08/05/2010 12:01 am EST

Focus: STOCKS

Corey Rosenbloom

Founder and President, Afraid to Trade

It’s very rare to see such a powerful move as the recent rally phase in Cognizant Technology Solutions (CTSH) as we see off the late-2008 lows, but it’s more than that.

CTSH rallied from a $5.00-per-share low in mid 2003 to peak just shy of $50 per share—a ten-bagger stock—in early 2007, and then moved sharply from $15 per share at the late-2008 low to the current level that broke above $60 on this morning’s gap.

Before rushing to buy this stock, it could be worth it to take a look at the monthly chart and the classic “measured move” pattern—also known as a long-term bull flag.

Let’s see it in its purest form, CTSH monthly:


Click to Enlarge

CTSH shows us a great example of a flag on a very high time frame—one that lasted almost a decade.

To refresh, the rally from “A” to “B” is the “pole” of the flag, while the decline from “B” to “C” is the “flag” of the flag.
Traders look to play the expected “measured move” portion either once they feel price has found support at the bottom of the flag (very aggressive), or when price confirms the upward move by breaking above the higher declining trend line, in this case at the $25.00 area (a more conservative tactic).

CTSH has now achieved—and slightly exceeded with the gap—the full measured move of the bull flag pattern on the monthly time frame. For reference, traders may also call this pattern an “AB=CD” pattern.

The main idea is that price has achieved its upside price pattern projection today, so we need to see if sellers step in to drive price lower, or if buyers step out to take their profits.

If you’re just looking at the daily or even the weekly chart, you won’t see this pattern. That’s not to say that price is required to stop cold in its upward move when it hits the target, but that is a possibility that we need to monitor.

Otherwise, a continued move above $60 and today’s spike high of $64 breaks the pattern target, but if we start to see price tick lower under $60, do be careful with your long positions.

Watch price—and not your emotions (as in “Oh, I have to get long because price just gapped high”)—in deciding when to enter, where to place stops, and how high to hold for a price target.

Here is a quick glance at the monthly chart with a few other indicators overlaid beyond the pure pattern:


Click to Enlarge

I cheated by adding back in the flag illustration, but I did want to call your attention to a few other chart points. First, price is extended roughly $15 (a full 25%) above the 20-month EMA. That is very rare when a stock can stay that far above the monthly average.

Volume has been declining as the rally continued, but that is likely in large part to participants buying fewer shares for their trading and investment decisions as the price has quadrupled from its late-2008 low. Higher prices mean investors can buy fewer shares for the same dollar amount in a position.

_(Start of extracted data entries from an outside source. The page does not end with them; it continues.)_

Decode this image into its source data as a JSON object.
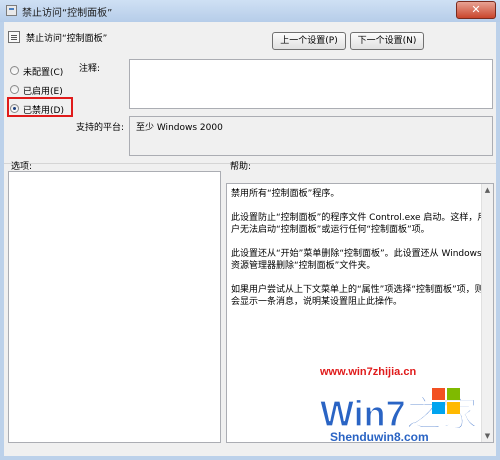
{
  "window": {
    "title": "禁止访问“控制面板”"
  },
  "header": {
    "title": "禁止访问“控制面板”",
    "prev_label": "上一个设置(P)",
    "next_label": "下一个设置(N)"
  },
  "state": {
    "options": [
      {
        "label": "未配置(C)",
        "checked": false
      },
      {
        "label": "已启用(E)",
        "checked": false
      },
      {
        "label": "已禁用(D)",
        "checked": true
      }
    ]
  },
  "comment": {
    "label": "注释:",
    "value": ""
  },
  "platform": {
    "label": "支持的平台:",
    "value": "至少 Windows 2000"
  },
  "options_pane": {
    "label": "选项:"
  },
  "help_pane": {
    "label": "帮助:",
    "paragraphs": [
      "禁用所有“控制面板”程序。",
      "此设置防止“控制面板”的程序文件 Control.exe 启动。这样，用户无法启动“控制面板”或运行任何“控制面板”项。",
      "此设置还从“开始”菜单删除“控制面板”。此设置还从 Windows 资源管理器删除“控制面板”文件夹。",
      "如果用户尝试从上下文菜单上的“属性”项选择“控制面板”项，则会显示一条消息，说明某设置阻止此操作。"
    ]
  },
  "watermark": {
    "url": "www.win7zhijia.cn",
    "logo_text": "Win7之家",
    "site": "Shenduwin8.com"
  },
  "colors": {
    "highlight": "#e01b1b",
    "accent": "#2a64c4",
    "check": "#1a3d7c"
  }
}
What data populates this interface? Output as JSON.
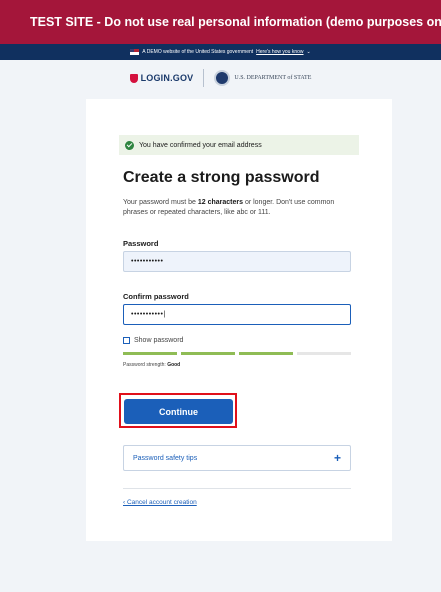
{
  "test_banner": {
    "text": "TEST SITE - Do not use real personal information (demo purposes only) - TEST SITE - Do not use real personal information"
  },
  "gov_banner": {
    "text": "A DEMO website of the United States government",
    "link": "Here's how you know",
    "chevron": "chevron-down-icon"
  },
  "brand": {
    "logo_text": "LOGIN.GOV",
    "partner": "U.S. DEPARTMENT of STATE"
  },
  "alert": {
    "text": "You have confirmed your email address",
    "icon": "check-circle-icon"
  },
  "form": {
    "title": "Create a strong password",
    "desc_prefix": "Your password must be ",
    "desc_bold": "12 characters",
    "desc_suffix": " or longer. Don't use common phrases or repeated characters, like abc or 111.",
    "password_label": "Password",
    "password_value": "•••••••••••",
    "confirm_label": "Confirm password",
    "confirm_value": "•••••••••••|",
    "show_password_label": "Show password",
    "strength_prefix": "Password strength: ",
    "strength_value": "Good",
    "strength_segments_filled": 3,
    "strength_segments_total": 4,
    "continue_label": "Continue",
    "tips_label": "Password safety tips",
    "tips_icon": "plus-icon",
    "cancel_label": "‹ Cancel account creation"
  },
  "colors": {
    "primary": "#1b5fb9",
    "test_banner": "#a4163a",
    "highlight": "#e0101b",
    "strength_on": "#8fbc55"
  }
}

I’m also showing what I think to be a neat Elliott Wave count from the 2003 bull market rise to the “ABC” correction phase (flag) that ended at the late-2008 lows of $15 per share.

It looks like the move from $15 to $60 has been a single swing, or a single “wave”—at least on the monthly charts—but that’s just for trivia’s sake.

The monthly price chart of CTSH is very interesting and holds some valuable lessons. For now, let’s see what happens here at the price projection target completion (a fancy way of saying “Bulls may be looking to sell shares to take profits”) at the $60.00-per-share level.